An abundance of natural resources does not necessarily condemn any host country to an ill fate, and there are numerous examples of governments that have succeeded in spreading the wealth more evenly. Norway is perhaps the most obvious pick. Top of the United Nations Development Programme’s Human Development Index and in the running for the highest GDP per capita in the world, sensible resource management has lifted the country’s prospects far and above what they were prior to any major oil or gas discovery.
Alaska is one of the lesser-known resource majors that have succeeded in more evenly distributing oil-derived revenues. In 1976, as the country’s pipeline construction neared completion, policymakers established the Alaska Permanent Fund to ensure proceeds would benefit sectors of the economy aside from oil. According to the constitutional amendment: “At least 25 percent of all mineral lease rentals, royalties, royalty sales proceeds, federal mineral revenue-sharing payments and bonuses received by the state be placed in a permanent fund, the principal of which may only be used for income-producing investments.”
The ‘wealth distribution experiment’, so-named by the Basic Income European Network, last year distributed a $1,884 dividend to over 640,000 citizens and, in doing so, lifted the total sum paid out over the fund’s life span to more than $37,000 per Alaskan.

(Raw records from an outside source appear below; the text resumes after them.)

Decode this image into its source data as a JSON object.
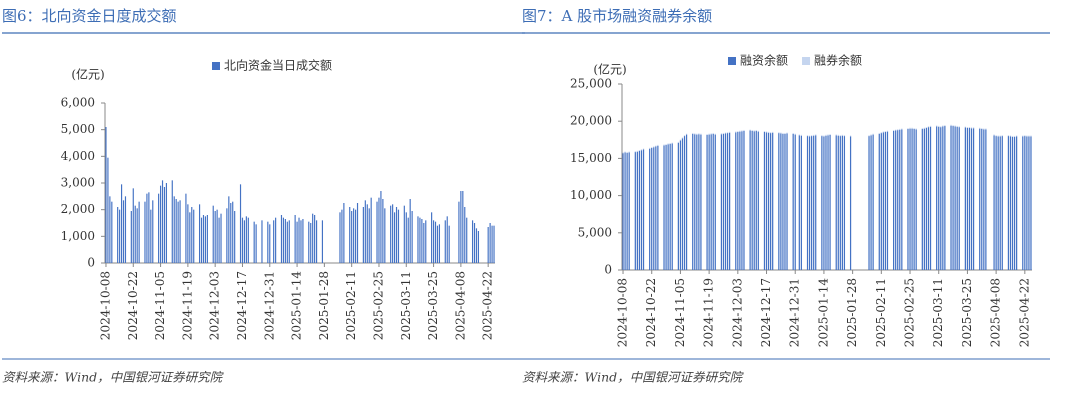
{
  "chart_data": [
    {
      "type": "bar",
      "title": "图6：北向资金日度成交额",
      "unit_label": "(亿元)",
      "source": "资料来源：Wind，中国银河证券研究院",
      "categories": [
        "2024-10-08",
        null,
        null,
        null,
        null,
        null,
        null,
        null,
        null,
        null,
        null,
        null,
        null,
        null,
        "2024-10-22",
        null,
        null,
        null,
        null,
        null,
        null,
        null,
        null,
        null,
        null,
        null,
        null,
        null,
        "2024-11-05",
        null,
        null,
        null,
        null,
        null,
        null,
        null,
        null,
        null,
        null,
        null,
        null,
        null,
        "2024-11-19",
        null,
        null,
        null,
        null,
        null,
        null,
        null,
        null,
        null,
        null,
        null,
        null,
        null,
        "2024-12-03",
        null,
        null,
        null,
        null,
        null,
        null,
        null,
        null,
        null,
        null,
        null,
        null,
        null,
        "2024-12-17",
        null,
        null,
        null,
        null,
        null,
        null,
        null,
        null,
        null,
        null,
        null,
        null,
        null,
        "2024-12-31",
        null,
        null,
        null,
        null,
        null,
        null,
        null,
        null,
        null,
        null,
        null,
        null,
        null,
        "2025-01-14",
        null,
        null,
        null,
        null,
        null,
        null,
        null,
        null,
        null,
        null,
        null,
        null,
        null,
        "2025-01-28",
        null,
        null,
        null,
        null,
        null,
        null,
        null,
        null,
        null,
        null,
        null,
        null,
        null,
        "2025-02-11",
        null,
        null,
        null,
        null,
        null,
        null,
        null,
        null,
        null,
        null,
        null,
        null,
        null,
        "2025-02-25",
        null,
        null,
        null,
        null,
        null,
        null,
        null,
        null,
        null,
        null,
        null,
        null,
        null,
        "2025-03-11",
        null,
        null,
        null,
        null,
        null,
        null,
        null,
        null,
        null,
        null,
        null,
        null,
        null,
        "2025-03-25",
        null,
        null,
        null,
        null,
        null,
        null,
        null,
        null,
        null,
        null,
        null,
        null,
        null,
        "2025-04-08",
        null,
        null,
        null,
        null,
        null,
        null,
        null,
        null,
        null,
        null,
        null,
        null,
        null,
        "2025-04-22",
        null,
        null,
        null
      ],
      "series": [
        {
          "name": "北向资金当日成交额",
          "color": "#4472c4",
          "values": [
            5100,
            3950,
            2500,
            2300,
            null,
            null,
            2100,
            2000,
            2950,
            2350,
            2500,
            null,
            null,
            1950,
            2800,
            2150,
            2050,
            2300,
            null,
            null,
            2300,
            2600,
            2650,
            2000,
            2350,
            null,
            null,
            2600,
            2900,
            3100,
            2850,
            3000,
            null,
            null,
            3100,
            2500,
            2400,
            2300,
            2350,
            null,
            null,
            2600,
            2200,
            1900,
            2100,
            2000,
            null,
            null,
            2200,
            1700,
            1800,
            1750,
            1800,
            null,
            null,
            2150,
            1950,
            2000,
            1700,
            1850,
            null,
            null,
            2050,
            2500,
            2250,
            2300,
            1950,
            null,
            null,
            2950,
            1700,
            1600,
            1750,
            1700,
            null,
            null,
            1550,
            1450,
            null,
            null,
            1600,
            null,
            null,
            1550,
            1450,
            null,
            1600,
            1700,
            null,
            null,
            1800,
            1700,
            1650,
            1550,
            1600,
            null,
            null,
            1800,
            1550,
            1700,
            1600,
            1650,
            null,
            null,
            1550,
            1500,
            1850,
            1800,
            1600,
            null,
            null,
            1600,
            null,
            null,
            null,
            null,
            null,
            null,
            null,
            null,
            1900,
            2000,
            2250,
            null,
            null,
            2100,
            1950,
            2050,
            2000,
            2250,
            null,
            null,
            2100,
            2350,
            2200,
            2050,
            2450,
            null,
            null,
            2300,
            2450,
            2700,
            2400,
            2050,
            null,
            null,
            2150,
            2200,
            1900,
            2100,
            2000,
            null,
            null,
            2150,
            1900,
            1700,
            2400,
            1950,
            null,
            null,
            1750,
            1700,
            1650,
            1500,
            1600,
            null,
            null,
            1900,
            1600,
            1550,
            1400,
            1450,
            null,
            null,
            1600,
            1750,
            1400,
            null,
            null,
            null,
            null,
            2300,
            2700,
            2700,
            2100,
            1700,
            null,
            null,
            1600,
            1500,
            1300,
            1200,
            null,
            null,
            null,
            null,
            1350,
            1500,
            1400,
            1400
          ]
        }
      ],
      "ylim": [
        0,
        6000
      ],
      "yticks": [
        0,
        {
          "value": 1000,
          "label": "1,000"
        },
        {
          "value": 2000,
          "label": "2,000"
        },
        {
          "value": 3000,
          "label": "3,000"
        },
        {
          "value": 4000,
          "label": "4,000"
        },
        {
          "value": 5000,
          "label": "5,000"
        },
        {
          "value": 6000,
          "label": "6,000"
        }
      ],
      "stacked": false
    },
    {
      "type": "bar",
      "title": "图7：A 股市场融资融券余额",
      "unit_label": "(亿元)",
      "source": "资料来源：Wind，中国银河证券研究院",
      "categories": [
        "2024-10-08",
        null,
        null,
        null,
        null,
        null,
        null,
        null,
        null,
        null,
        null,
        null,
        null,
        null,
        "2024-10-22",
        null,
        null,
        null,
        null,
        null,
        null,
        null,
        null,
        null,
        null,
        null,
        null,
        null,
        "2024-11-05",
        null,
        null,
        null,
        null,
        null,
        null,
        null,
        null,
        null,
        null,
        null,
        null,
        null,
        "2024-11-19",
        null,
        null,
        null,
        null,
        null,
        null,
        null,
        null,
        null,
        null,
        null,
        null,
        null,
        "2024-12-03",
        null,
        null,
        null,
        null,
        null,
        null,
        null,
        null,
        null,
        null,
        null,
        null,
        null,
        "2024-12-17",
        null,
        null,
        null,
        null,
        null,
        null,
        null,
        null,
        null,
        null,
        null,
        null,
        null,
        "2024-12-31",
        null,
        null,
        null,
        null,
        null,
        null,
        null,
        null,
        null,
        null,
        null,
        null,
        null,
        "2025-01-14",
        null,
        null,
        null,
        null,
        null,
        null,
        null,
        null,
        null,
        null,
        null,
        null,
        null,
        "2025-01-28",
        null,
        null,
        null,
        null,
        null,
        null,
        null,
        null,
        null,
        null,
        null,
        null,
        null,
        "2025-02-11",
        null,
        null,
        null,
        null,
        null,
        null,
        null,
        null,
        null,
        null,
        null,
        null,
        null,
        "2025-02-25",
        null,
        null,
        null,
        null,
        null,
        null,
        null,
        null,
        null,
        null,
        null,
        null,
        null,
        "2025-03-11",
        null,
        null,
        null,
        null,
        null,
        null,
        null,
        null,
        null,
        null,
        null,
        null,
        null,
        "2025-03-25",
        null,
        null,
        null,
        null,
        null,
        null,
        null,
        null,
        null,
        null,
        null,
        null,
        null,
        "2025-04-08",
        null,
        null,
        null,
        null,
        null,
        null,
        null,
        null,
        null,
        null,
        null,
        null,
        null,
        "2025-04-22",
        null,
        null,
        null
      ],
      "series": [
        {
          "name": "融资余额",
          "color": "#4472c4",
          "values": [
            15700,
            15800,
            15750,
            15800,
            null,
            null,
            15850,
            15900,
            16000,
            16100,
            16200,
            null,
            null,
            16300,
            16400,
            16500,
            16600,
            16700,
            null,
            null,
            16750,
            16800,
            16900,
            16950,
            17000,
            null,
            null,
            17100,
            17400,
            17700,
            18000,
            18200,
            null,
            null,
            18300,
            18250,
            18200,
            18250,
            18200,
            null,
            null,
            18150,
            18200,
            18250,
            18300,
            18200,
            null,
            null,
            18250,
            18300,
            18350,
            18400,
            18450,
            null,
            null,
            18500,
            18550,
            18600,
            18650,
            18700,
            null,
            null,
            18750,
            18700,
            18650,
            18700,
            18600,
            null,
            null,
            18550,
            18500,
            18450,
            18400,
            18450,
            null,
            null,
            18400,
            18350,
            18300,
            18300,
            18350,
            null,
            null,
            18300,
            18200,
            null,
            18100,
            18050,
            null,
            null,
            18000,
            17950,
            18000,
            18050,
            18100,
            null,
            null,
            18000,
            17950,
            18050,
            18100,
            18150,
            null,
            null,
            18100,
            18050,
            18000,
            18050,
            18000,
            null,
            null,
            17950,
            null,
            null,
            null,
            null,
            null,
            null,
            null,
            null,
            18000,
            18100,
            18200,
            null,
            null,
            18300,
            18400,
            18500,
            18550,
            18600,
            null,
            null,
            18700,
            18750,
            18800,
            18850,
            18900,
            null,
            null,
            18950,
            19000,
            19000,
            18950,
            18900,
            null,
            null,
            18950,
            19000,
            19100,
            19200,
            19250,
            null,
            null,
            19300,
            19250,
            19200,
            19300,
            19350,
            null,
            null,
            19400,
            19350,
            19300,
            19250,
            19200,
            null,
            null,
            19150,
            19100,
            19100,
            19050,
            19050,
            null,
            null,
            19000,
            18950,
            18900,
            18900,
            null,
            null,
            null,
            18100,
            18000,
            17950,
            17950,
            18000,
            null,
            null,
            18000,
            17950,
            17900,
            17900,
            17950,
            null,
            null,
            17950,
            18000,
            17950,
            17950,
            17950
          ]
        },
        {
          "name": "融券余额",
          "color": "#c5d5ef",
          "values": [
            120,
            120,
            120,
            120,
            null,
            null,
            120,
            120,
            120,
            120,
            120,
            null,
            null,
            120,
            120,
            120,
            120,
            120,
            null,
            null,
            120,
            120,
            120,
            120,
            120,
            null,
            null,
            120,
            120,
            120,
            120,
            120,
            null,
            null,
            120,
            120,
            120,
            120,
            120,
            null,
            null,
            120,
            120,
            120,
            120,
            120,
            null,
            null,
            120,
            120,
            120,
            120,
            120,
            null,
            null,
            120,
            120,
            120,
            120,
            120,
            null,
            null,
            120,
            120,
            120,
            120,
            120,
            null,
            null,
            120,
            120,
            120,
            120,
            120,
            null,
            null,
            120,
            120,
            120,
            120,
            120,
            null,
            null,
            120,
            120,
            null,
            120,
            120,
            null,
            null,
            120,
            120,
            120,
            120,
            120,
            null,
            null,
            120,
            120,
            120,
            120,
            120,
            null,
            null,
            120,
            120,
            120,
            120,
            120,
            null,
            null,
            120,
            null,
            null,
            null,
            null,
            null,
            null,
            null,
            null,
            120,
            120,
            120,
            null,
            null,
            120,
            120,
            120,
            120,
            120,
            null,
            null,
            120,
            120,
            120,
            120,
            120,
            null,
            null,
            120,
            120,
            120,
            120,
            120,
            null,
            null,
            120,
            120,
            120,
            120,
            120,
            null,
            null,
            120,
            120,
            120,
            120,
            120,
            null,
            null,
            120,
            120,
            120,
            120,
            120,
            null,
            null,
            120,
            120,
            120,
            120,
            120,
            null,
            null,
            120,
            120,
            120,
            120,
            null,
            null,
            null,
            120,
            120,
            120,
            120,
            120,
            null,
            null,
            120,
            120,
            120,
            120,
            120,
            null,
            null,
            120,
            120,
            120,
            120,
            120
          ]
        }
      ],
      "ylim": [
        0,
        25000
      ],
      "yticks": [
        0,
        {
          "value": 5000,
          "label": "5,000"
        },
        {
          "value": 10000,
          "label": "10,000"
        },
        {
          "value": 15000,
          "label": "15,000"
        },
        {
          "value": 20000,
          "label": "20,000"
        },
        {
          "value": 25000,
          "label": "25,000"
        }
      ],
      "stacked": true
    }
  ]
}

Though unconventional, the fund is now a tried and tested means of putting oil riches towards societal and economic gains, and the mechanism has transformed what were diminishing oil riches into a sustainable financial asset.

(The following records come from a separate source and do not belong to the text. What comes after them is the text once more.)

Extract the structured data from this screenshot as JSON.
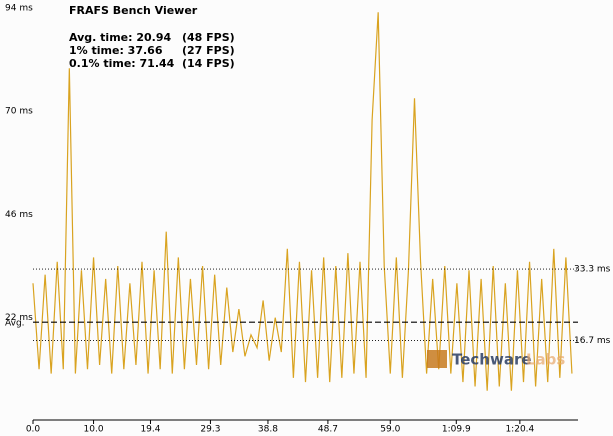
{
  "chart_data": {
    "type": "line",
    "title": "FRAFS Bench Viewer",
    "stats": [
      {
        "label": "Avg. time: 20.94",
        "fps": "(48 FPS)"
      },
      {
        "label": "1% time: 37.66",
        "fps": "(27 FPS)"
      },
      {
        "label": "0.1% time: 71.44",
        "fps": "(14 FPS)"
      }
    ],
    "watermark": {
      "name": "Techware",
      "suffix": "Labs"
    },
    "series": [
      {
        "color": "#d9a320",
        "x": [
          0,
          1,
          2,
          3,
          4,
          5,
          6,
          7,
          8,
          9,
          10,
          11,
          12,
          13,
          14,
          15,
          16,
          17,
          18,
          19,
          20,
          21,
          22,
          23,
          24,
          25,
          26,
          27,
          28,
          29,
          30,
          31,
          32,
          33,
          34,
          35,
          36,
          37,
          38,
          39,
          40,
          41,
          42,
          43,
          44,
          45,
          46,
          47,
          48,
          49,
          50,
          51,
          52,
          53,
          54,
          55,
          56,
          57,
          58,
          59,
          60,
          61,
          62,
          63,
          64,
          65,
          66,
          67,
          68,
          69,
          70,
          71,
          72,
          73,
          74,
          75,
          76,
          77,
          78,
          79,
          80,
          81,
          82,
          83,
          84,
          85,
          86,
          87,
          88,
          89
        ],
        "values": [
          30,
          10,
          32,
          9,
          35,
          10,
          80,
          9,
          33,
          10,
          36,
          11,
          31,
          9,
          34,
          10,
          30,
          11,
          35,
          9,
          33,
          10,
          42,
          9,
          36,
          10,
          31,
          11,
          34,
          10,
          32,
          11,
          29,
          14,
          24,
          13,
          18,
          15,
          26,
          12,
          22,
          14,
          38,
          8,
          35,
          7,
          33,
          8,
          36,
          7,
          34,
          8,
          37,
          9,
          35,
          8,
          68,
          93,
          34,
          9,
          36,
          8,
          33,
          73,
          35,
          9,
          31,
          10,
          34,
          9,
          30,
          7,
          33,
          6,
          31,
          5,
          34,
          6,
          30,
          5,
          33,
          7,
          35,
          6,
          31,
          7,
          38,
          8,
          36,
          9
        ]
      }
    ],
    "ref_lines": [
      {
        "value": 33.3,
        "label": "33.3 ms",
        "style": "dotted",
        "side": "right"
      },
      {
        "value": 16.7,
        "label": "16.7 ms",
        "style": "dotted",
        "side": "right"
      },
      {
        "value": 20.94,
        "label": "Avg.",
        "style": "dashed",
        "side": "left"
      }
    ],
    "xlim": [
      0,
      90
    ],
    "xticks": [
      {
        "value": 0,
        "label": "0.0"
      },
      {
        "value": 10,
        "label": "10.0"
      },
      19.4,
      29.3,
      38.8,
      48.7,
      {
        "value": 59,
        "label": "59.0"
      },
      {
        "value": 69.9,
        "label": "1:09.9"
      },
      {
        "value": 80.4,
        "label": "1:20.4"
      }
    ],
    "ylim": [
      -1.8,
      94
    ],
    "yticks": [
      {
        "value": 94,
        "label": "94 ms"
      },
      {
        "value": 70,
        "label": "70 ms"
      },
      {
        "value": 46,
        "label": "46 ms"
      },
      {
        "value": 22,
        "label": "22 ms"
      }
    ]
  }
}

The fund is far from the only solution to fighting the resource curse, and, aside from generally good governance and sensible long-term planning, analysts have proposed alternative systems in which a share of the income is gifted directly to citizens. The Centre for Global Development believes abiding by this approach could create a “social contract” between citizen and state, “with a personal stake in the government’s budget, the citizens could then hold the government accountable for providing goods and services with their taxes”.

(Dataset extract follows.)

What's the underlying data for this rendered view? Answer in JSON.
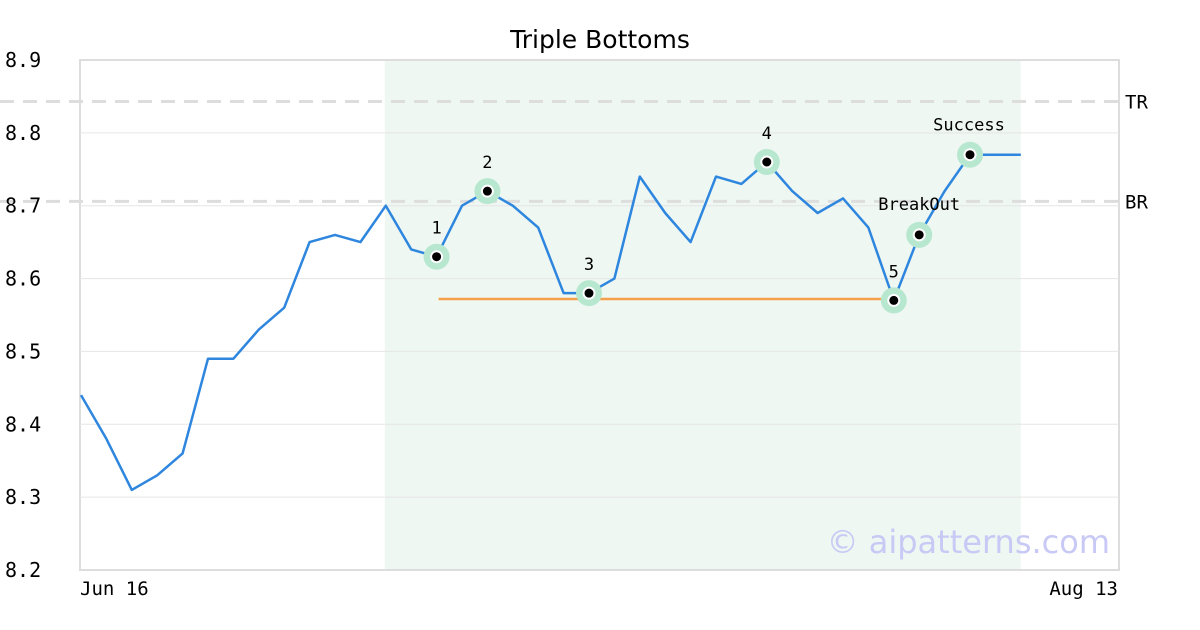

Choosing to distribute resource-derived profits more evenly means nations need no longer neglect unrelated sectors of the economy, and officials found guilty of hoarding or misspending resource capital will be held to greater account. Too often, natural resources put the state at the centre of the economy. Putting proceeds into the hands of citizens could instead reduce government corruption and create a more balanced economy.